2. Remessa oficial improvida.
Trata-se de sentença proferida pelo ilustre Juiz Federal, Dr. Avio Mozar José Ferraz de Novaes, que julgou extinta, com fundamento no art. 26 da Lei nº 6.830/80, a Execução Fiscal, sem ônus para as partes, em face da informação do credor de que procedeu ao cancelamento da respectiva inscrição da Dívida Ativa da União.
Em face da exceção de pré-executividade oposta pelo executado, demonstrando que o débito já havia sido pago antes do ajuizamento da ação, a UNIÃO foi condenada ao pagamento de verba honorária no valor de R$ 100,00 (cem reais).
Sem recurso voluntário, os autos subiram a esta Corte por força da remessa oficial.
É o relatório.
V O T O
O EXMO. SR. JUIZ HILTON QUEIROZ (RELATOR):
A UNIÃO (Fazenda Nacional) ajuizou Ação de Execução contra SAFIRA Transportes e Armazéns Ltda.
Após a oposição de exceção de pré-executividade oferecida pela executada, a UNIÃO requereu, por petição (fls. 27), o prazo de 60 (sessenta) dias para realização de diligências junto à Receita Federal a fim de verificar se o débito exeqüendo havia sido liquidado.
O processo foi suspenso, conforme decisão de fls. 30.
Em face da informação da exeqüente de que o débito, objeto da execução, havia sido extinto por cancelamento em virtude de haver o pagamento anterior à inscrição, o magistrado extinguiu o feito, e condenou a exeqüente ao pagamento de verba honorária no valor de R$ 100,00 (cem) reais.
Não merece censura a sentença recorrida.
O reconhecimento pela exeqüente de que o débito já havia sido pago antes mesmo da inscrição em Dívida Ativa, com a conseqüente extinção por cancelamento, decorreu da oposição da exceção de pré-executividade manejada pela executada, que contratou advogado para tal mister.
Em assim sendo, a verba honorária foi corretamente fixada.
Ante o exposto, nego provimento à remessa oficial.
É o voto.
4.7. O artigo 940 do Código Civil e o fundamento da indenização em execução fiscal
Prescreve o art. 940 do Código Civil: "Aquele que demandar por dívida já paga, no todo ou em parte, sem ressalvar as quantias recebidas, ou pedir mais do que for devido, ficará obrigado a pagar ao devedor, no primeiro caso, o dobro do que houver cobrado e, no segundo, o equivalente do que dele exigir, salvo se houver prescrição".
Conquanto o Supremo Tribunal Federal tenha sumulado a matéria, pela Súmula 159, in verbis: "Cobrança excessiva, mas de boa fé não dá lugar às sanções do art. 1.531 do Código Civil" – art. 940 do novo Código Civil (Lei n.º 10.406, de 10/01/2002) –, reputamos, no mais das vezes, de má fé o ajuizamento de execuções fiscais, como no caso de matéria do Jornal Valor Econômico, de 20 de janeiro de 2002, que na seção Legislação & Tributos, em artigo intitulado "Receita cobra impostos já pagos", informou que somente na cidade de São Paulo, a Secretaria da Receita Federal autuou 14 mil contribuintes e gerou mais de 29 mil autos de infração, devido a problemas no sistema e pelo medo de perder o prazo para cobrar os tributos próximos de prescreverem.
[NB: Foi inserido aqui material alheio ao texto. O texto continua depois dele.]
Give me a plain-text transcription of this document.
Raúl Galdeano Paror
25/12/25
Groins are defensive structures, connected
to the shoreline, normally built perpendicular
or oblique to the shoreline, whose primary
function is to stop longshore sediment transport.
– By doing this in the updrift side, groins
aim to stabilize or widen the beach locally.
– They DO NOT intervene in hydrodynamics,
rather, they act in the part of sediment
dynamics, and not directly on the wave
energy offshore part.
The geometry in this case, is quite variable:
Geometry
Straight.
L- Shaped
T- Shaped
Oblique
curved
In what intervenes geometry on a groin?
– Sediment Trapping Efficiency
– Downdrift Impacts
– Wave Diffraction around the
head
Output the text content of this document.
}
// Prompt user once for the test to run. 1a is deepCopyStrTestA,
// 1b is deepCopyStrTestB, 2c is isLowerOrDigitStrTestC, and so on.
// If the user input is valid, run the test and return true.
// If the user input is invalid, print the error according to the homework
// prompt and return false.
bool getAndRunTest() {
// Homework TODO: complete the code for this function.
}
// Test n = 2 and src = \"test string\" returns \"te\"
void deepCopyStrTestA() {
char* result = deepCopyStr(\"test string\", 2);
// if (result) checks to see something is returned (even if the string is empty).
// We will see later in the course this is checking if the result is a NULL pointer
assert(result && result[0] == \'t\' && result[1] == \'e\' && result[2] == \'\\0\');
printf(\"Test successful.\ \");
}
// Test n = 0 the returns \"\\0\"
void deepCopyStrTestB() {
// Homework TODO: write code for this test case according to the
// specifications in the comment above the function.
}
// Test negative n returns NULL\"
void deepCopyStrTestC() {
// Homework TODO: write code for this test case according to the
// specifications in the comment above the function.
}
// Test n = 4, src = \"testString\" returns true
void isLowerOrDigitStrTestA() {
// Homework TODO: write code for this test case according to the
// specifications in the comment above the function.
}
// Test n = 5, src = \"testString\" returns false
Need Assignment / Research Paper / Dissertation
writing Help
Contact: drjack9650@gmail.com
Dessa forma, a Receita optou por cobrar a todos, mesmo de quem ela não tinha certeza que devia, expediente que vem se tornando comum, segundo Isabel Vieira (diretora adjunta de assuntos técnicos do Sindicato nacional dos Auditores Fiscais da Receita – Unafisco).
Decorre dos dados acima apontados na matéria daquele jornal especializado que ocorreu patente má-fé da Fazenda. Ora, como pode a Fazenda cobrar aqueles que ela sabe terem pagos seus tributos, incuindo-os temerariamente numa verdadeira "massa devedora", sob a justificativa de não perder o prazo para a cobrança ou de não saber, ao certo, quem deve e quem não deve?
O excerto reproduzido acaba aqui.